Fed keeps Rates Unchanged Despite Concerns about Trump, Seeing Weaker GDP and Greater Inflation
For the second consecutive meeting, the Federal Reserve kept interest rates unchanged on Wednesday and upheld its earlier forecast of two rate cuts this year.
However, in the face of uncertainty surrounding President Trump’s plans to apply a sweeping array of additional tariffs on top of those already levied on China, Canada, and Mexico, the central bank did alter its assessment of inflation and economic growth.
Fed policymakers now believe that economic growth will be slower than expected and that inflation will remain higher this year than initially projected. By the end of 2025, policymakers predict that the main Personal Consumption Expenditures (PCE) measure of inflation will have increased from 2.5% to 2.8%.
Additionally, rather than 2.1%, the US economy is now expected to grow at an annualized rate of 1.7%. The unemployment rate is anticipated to increase from 4.3% to 4.4% gradually. During a news conference on Wednesday, Fed Chair Jerome Powell stated that “uncertainty is remarkably high” and that “there are so many things we don’t know.”
Tariffs, however, are known to “tend to bring growth down, and they tend to bring inflation up.” He conceded that the tariffs account for at least a “good part” of the Fed’s revised inflation outlook this year, but his “base case” is that the tariffs’ inflationary impact will only last temporarily.
Powell stated that although the Fed’s aim of lowering inflation “is probably delayed for the time being,” policymakers believe the target will still be met by 2027.
Powell has also consistently stressed a wait-and-see approach to assessing the economic impact of policy changes. He did the same Wednesday at his press conference, telling reporters that the Fed focuses on “separating the signal from the noise” when evaluating how Trump’s policies may affect the economic outlook. “We do not need to be in a hurry to adjust our policy stance,” Powell said.
The Fed has held borrowing costs steady for two consecutive meetings, maintaining its benchmark interest rate of 4.25%-4.5%. The pause follows three successive rate cuts in late 2024.
Additionally, the central bank declared that it would start cutting the rate at which treasuries are being removed from its balance sheet in April, lowering the total amount that may be rolled off from $25 billion to $5 billion. However, the Fed will continue to pull down $35 billion worth of mortgage-backed assets each month.

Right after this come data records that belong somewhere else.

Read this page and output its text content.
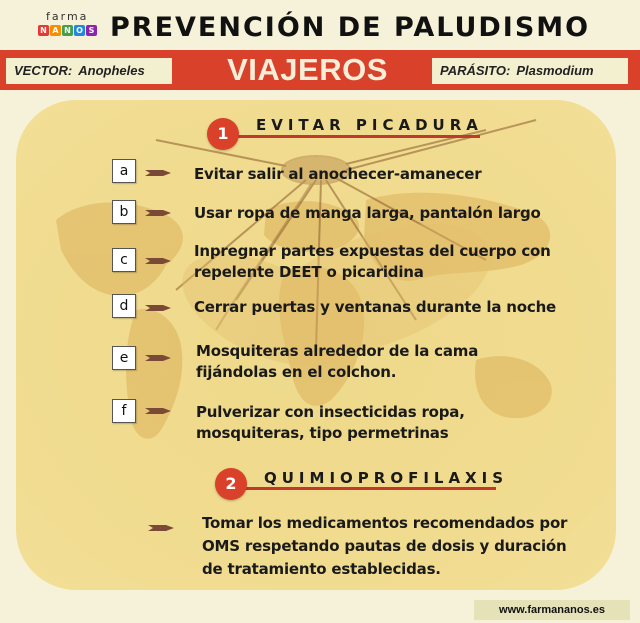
farma
N A N O S PREVENCIÓN DE PALUDISMO
VECTOR: Anopheles	VIAJEROS	PARÁSITO: Plasmodium
1	EVITAR PICADURA
a	Evitar salir al anochecer-amanecer
b	Usar ropa de manga larga, pantalón largo
c	Inpregnar partes expuestas del cuerpo con
repelente DEET o picaridina
d	Cerrar puertas y ventanas durante la noche
e	Mosquiteras alrededor de la cama
fijándolas en el colchon.
f	Pulverizar con insecticidas ropa,
mosquiteras, tipo permetrinas
2	QUIMIOPROFILAXIS
Tomar los medicamentos recomendados por
OMS respetando pautas de dosis y duración
de tratamiento establecidas.
www.farmananos.es
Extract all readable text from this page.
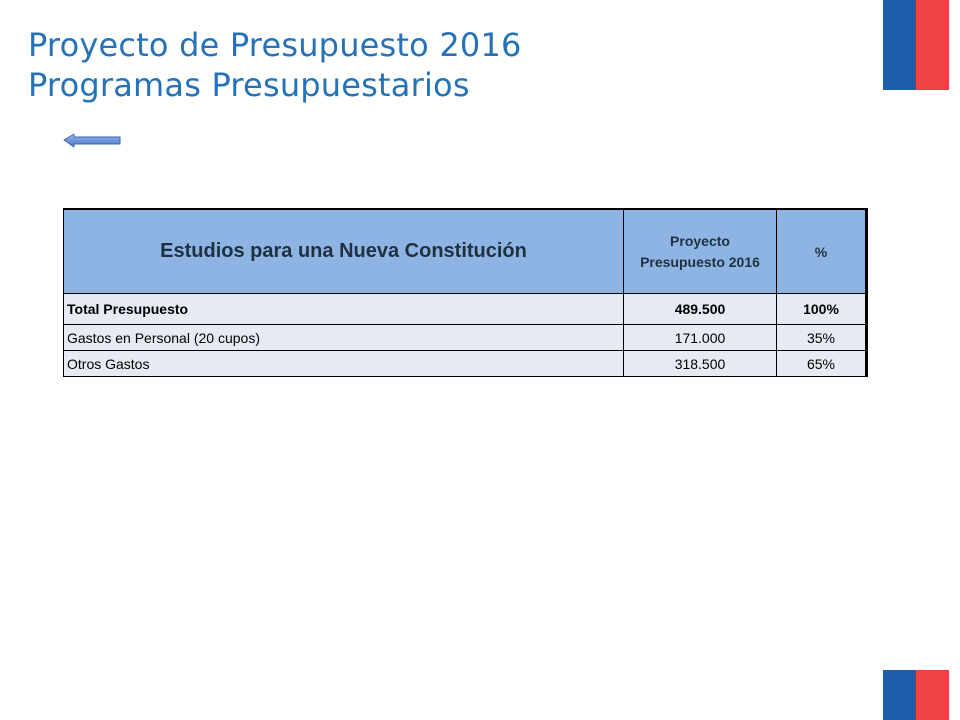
Proyecto de Presupuesto 2016
Programas Presupuestarios
Estudios para una Nueva Constitución	Proyecto Presupuesto 2016	%
Total Presupuesto	489.500	100%
Gastos en Personal (20 cupos)	171.000	35%
Otros Gastos	318.500	65%
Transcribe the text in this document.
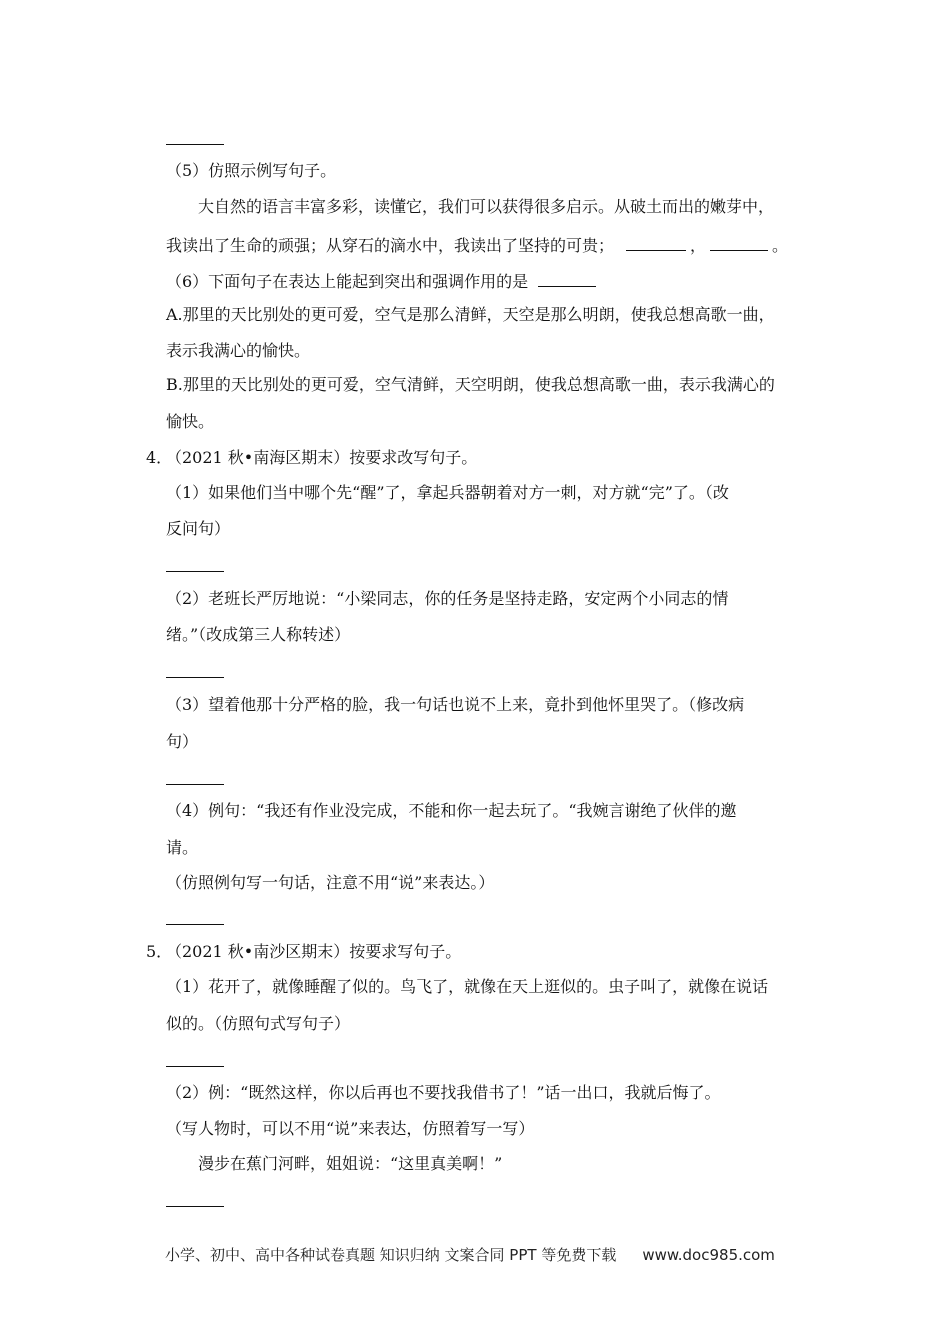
（5）仿照示例写句子。
大自然的语言丰富多彩，读懂它，我们可以获得很多启示。从破土而出的嫩芽中，
我读出了生命的顽强；从穿石的滴水中，我读出了坚持的可贵；	，	。
（6）下面句子在表达上能起到突出和强调作用的是
A.那里的天比别处的更可爱，空气是那么清鲜，天空是那么明朗，使我总想高歌一曲，
表示我满心的愉快。
B.那里的天比别处的更可爱，空气清鲜，天空明朗，使我总想高歌一曲，表示我满心的
愉快。
4．
（2021 秋•南海区期末）按要求改写句子。
（1）如果他们当中哪个先“醒”了，拿起兵器朝着对方一刺，对方就“完”了。（改
反问句）
（2）老班长严厉地说：“小梁同志，你的任务是坚持走路，安定两个小同志的情
绪。”（改成第三人称转述）
（3）望着他那十分严格的脸，我一句话也说不上来，竟扑到他怀里哭了。（修改病
句）
（4）例句：“我还有作业没完成，不能和你一起去玩了。“我婉言谢绝了伙伴的邀
请。
（仿照例句写一句话，注意不用“说”来表达。）
5．
（2021 秋•南沙区期末）按要求写句子。
（1）花开了，就像睡醒了似的。鸟飞了，就像在天上逛似的。虫子叫了，就像在说话
似的。（仿照句式写句子）
（2）例：“既然这样，你以后再也不要找我借书了！”话一出口，我就后悔了。
（写人物时，可以不用“说”来表达，仿照着写一写）
漫步在蕉门河畔，姐姐说：“这里真美啊！”
小学、初中、高中各种试卷真题 知识归纳 文案合同 PPT 等免费下载 www.doc985.com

Because he would have liked to maintain the existing rate of decrease in allowing bonds to expire off the Fed’s balance sheet, Fed Governor Chris Waller dissented from Wednesday’s decision. He supported the decision to maintain rates at their current level.
Even though a widely analyzed “dot plot” indicated that many policymakers preferred fewer or no rate reduction in 2025, Waller and his Fed colleagues on Wednesday maintained their median forecast, initially issued in December, for two rate cuts in 2025.
Four authorities report one cut, nine report two, and four report no cutbacks. Given the growing uncertainty around both of those objectives, the Fed’s most significant task in the future may be striking a balance between the pillars of its mandate: price stability and maximum employment.
Investors are particularly concerned about the potential for a situation known as stagflation, which was last observed in the US in the 1970s, in which GDP stops, inflation continues, and unemployment increases.
In answer to a query from Yahoo Finance, Powell dismissed any analogies to that era, stating, “I don’t see any reason to think we are looking at a replay of the 1970s.” Regarding inflation, some new issues may surface in the upcoming measurement of core PCE, the Fed’s favored inflation indicator.
The measure, which is expected to be announced next week, demonstrates that the gauge stayed high in February, increasing to 2.7% from the 2.6% recorded in January. That still falls well short of the Fed’s ultimate 2% target. Although he admitted that consumer surveys reveal short-term concerns about inflation, he said there isn’t a close correlation between survey results and accurate statistics. Expectations for long-term inflation “really haven’t moved.”